LI Chengjian, SONG Shuyi, SU Yu, CHEN Zhibin   

  1. Faculty of Science, Kunming University of Science and Technology, Kunming 650500, China
  • Online:2025-06-15 Published:2025-06-13

摘要: 多目标旅行商问题(MOTSP)是一个具有显著应用价值的组合优化问题(COP),在物流配送、生产调度和网络通信等领域广泛存在。MOTSP不仅需要在多个目标之间寻求平衡,还要求找到不同的帕累托解集,这些解集代表了MOTSP在不同目标之间的全局或局部最优解。传统的多目标优化算法在解决MOTSP时,通常面临计算复杂度高和求解效率低的挑战,尤其是在均衡决策空间和目标空间多样性时,难以有效找到多样化的帕累托最优解。近年来,深度强化学习(DRL)在处理复杂优化问题上展现了巨大的潜力,为解决MOTSP及其帕累托解集的多样化问题提供了一种新的方法。介绍了MOTSP的基本概念和求解方法;讨论了强化学习(RL)中的优化策略和深度学习(DL)的神经网络模型;总结了利用DRL求解MOTSP的理论方法,分析了各代表性模型的优化效果与时效性,突出不同DRL模型在大规模MOTSP问题中的性能表现,并探讨了其局限性、改进方向和适用场景,同时提出了应对局部最优问题的策略。最后,归纳了MOTSP的四大应用研究领域,并指出了MOTSP的未来研究方向。

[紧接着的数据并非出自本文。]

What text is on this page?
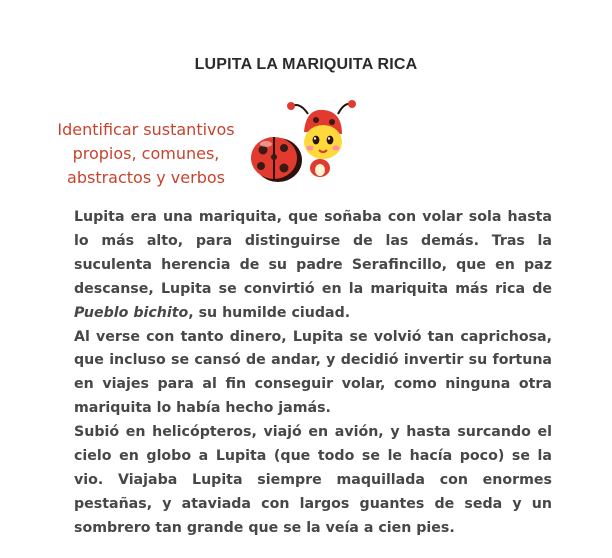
LUPITA LA MARIQUITA RICA
Identificar sustantivos
propios, comunes,
abstractos y verbos

Lupita era una mariquita, que soñaba con volar sola hasta lo más alto, para distinguirse de las demás. Tras la suculenta herencia de su padre Serafincillo, que en paz descanse, Lupita se convirtió en la mariquita más rica de Pueblo bichito, su humilde ciudad.

Al verse con tanto dinero, Lupita se volvió tan caprichosa, que incluso se cansó de andar, y decidió invertir su fortuna en viajes para al fin conseguir volar, como ninguna otra mariquita lo había hecho jamás.

Subió en helicópteros, viajó en avión, y hasta surcando el cielo en globo a Lupita (que todo se le hacía poco) se la vio. Viajaba Lupita siempre maquillada con enormes pestañas, y ataviada con largos guantes de seda y un sombrero tan grande que se la veía a cien pies.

关键词: 深度强化学习(DRL), 多目标旅行商问题(MOTSP), 帕累托最优解, 优化策略, 神经网络模型

Abstract: The multi-objective traveling salesman problem (MOTSP) is a combinatorial optimization problem (COP) with significant practical applications, widely existing in fields such as logistics distribution, production scheduling and network communication. MOTSP not only needs to seek balance between multiple objectives, but also requires finding different Pareto solution sets that represent the global or local optimal solutions of MOTSP between different objectives. Traditional multi-objective optimization algorithms often face challenges of high computational complexity and low solving efficiency when solving MOTSP, especially when balancing the diversity of decision space and objective space. It is difficult to effectively find diverse Pareto optimal solutions. In recent years, deep reinforcement learning (DRL) has shown great potential in dealing with complex optimization problems, providing a new approach to solving the diversity problem of MOTSP and its Pareto solution set. First of all, the basic concepts and solving methods of MOTSP are introduced. Secondly, optimization strategies in reinforcement learning (RL) and neural network models for deep learning (DL) are discussed. Then, the theoretical methods of using DRL to solve MOTSP are summarized, and the optimization effects and timeliness of various representative models are analyzed. The performance of different DRL models in large-scale MOTSP problems is highlighted, and their limitations, improvement directions, and applicable scenarios are discussed. At the same time, strategies for addressing local optimal problems are proposed. Finally, the four major application research areas of MOTSP are summarized, and the future research directions of MOTSP are pointed out.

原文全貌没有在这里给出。